Partnership policy sales have declined nationally, but most
significantly in California. In 2004, 13,369 consumers
applied for Partnership policies (8,425 were granted), but
only 858 applied in 2014 (611 were granted).
SB 1384 will enable the California Partnership to make
affordable, practical LTCI available for middle-class
consumers.
2. Background Early in the 1990s, four states joined with the
federal government to establish the four original
Partnership programs. However, subsequent changes in
federal law discouraged new states from establishing their
own programs. The federal Deficit Reduction Act of 2005
(DRA) opened the door for more states to establish their own
programs. About 40 states now operate Partnership programs.
In California, the program is jointly administered by CDI
and DHCS. CDI reviews and approves policies in accordance
with the Insurance Code and DHCS establishes minimum
standards and certifies that the policies meet program
requirements pursuant to the Welfare and Institutions Code.
Partnership policies were intended to target middle-class
consumers whose pension and savings are adequate for
retirement so long as they do not experience a serious
chronic disability.
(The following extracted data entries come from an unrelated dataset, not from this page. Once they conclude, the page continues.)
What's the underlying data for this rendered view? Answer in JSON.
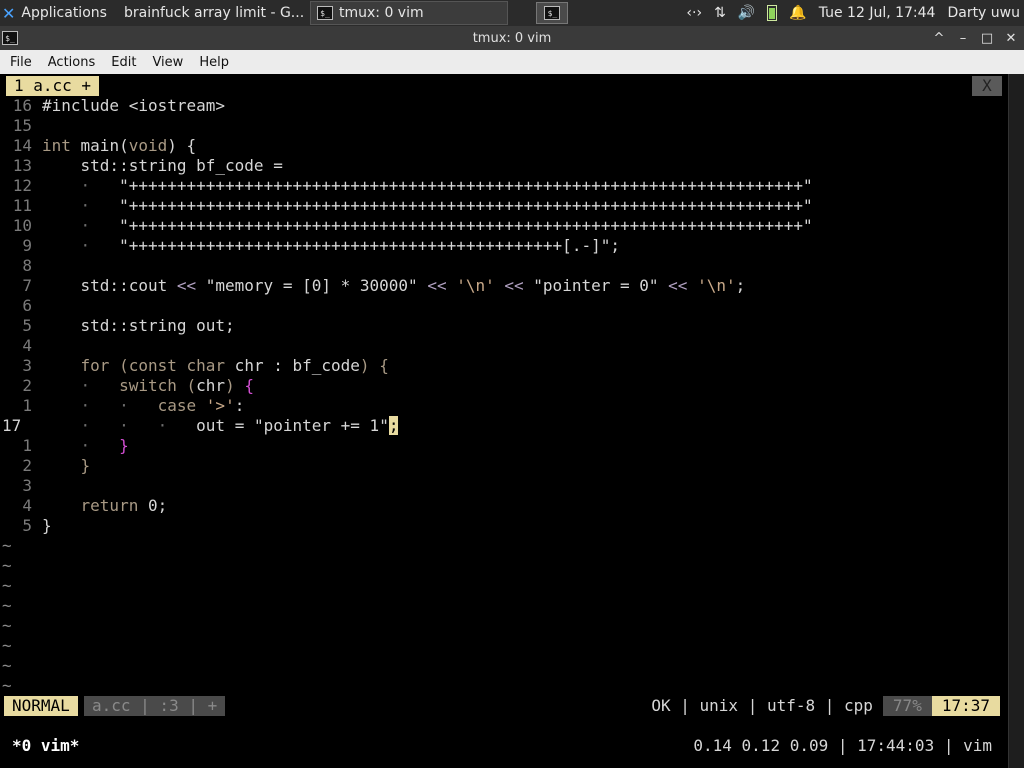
{
  "panel": {
    "applications_label": "Applications",
    "win1_title": "brainfuck array limit - G...",
    "win2_title": "tmux: 0 vim",
    "clock": "Tue 12 Jul, 17:44",
    "user": "Darty uwu"
  },
  "window": {
    "title": "tmux: 0 vim",
    "minimize": "^",
    "shade": "–",
    "maximize": "□",
    "close": "✕"
  },
  "menubar": {
    "items": [
      "File",
      "Actions",
      "Edit",
      "View",
      "Help"
    ]
  },
  "vim": {
    "tab_label": "1  a.cc +",
    "tab_close": "X",
    "line_numbers": [
      "16",
      "15",
      "14",
      "13",
      "12",
      "11",
      "10",
      "9",
      "8",
      "7",
      "6",
      "5",
      "4",
      "3",
      "2",
      "1",
      "17",
      "1",
      "2",
      "3",
      "4",
      "5"
    ],
    "status": {
      "mode": "NORMAL",
      "file": "a.cc  |  :3  |  +",
      "info": "OK  |  unix  |  utf-8  |  cpp",
      "percent": "77%",
      "position": "17:37"
    }
  },
  "tmux": {
    "window": "*0 vim*",
    "right": "0.14 0.12 0.09  |  17:44:03  |  vim"
  },
  "colors": {
    "accent": "#e8dba0",
    "background": "#000000",
    "magenta": "#d34fd3"
  }
}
This approach encouraged responsible
financial planning and gave those consumers a way to
preserve some of assets if their LTCI coverage runs out.
For every dollar of benefit received under a Partnership
policy, a dollar is disregarded for the purposes of
determining Medi-Cal eligibility (for applicants subject to
an asset test) and Medi-Cal's estate recovery action.
Additionally, DHCS regulations require other features and
consumer protections including the following:
Agents that sell Partnership policies must receive 8
hours of special training every two years in addition to
the normal 8 hours of LTCI training.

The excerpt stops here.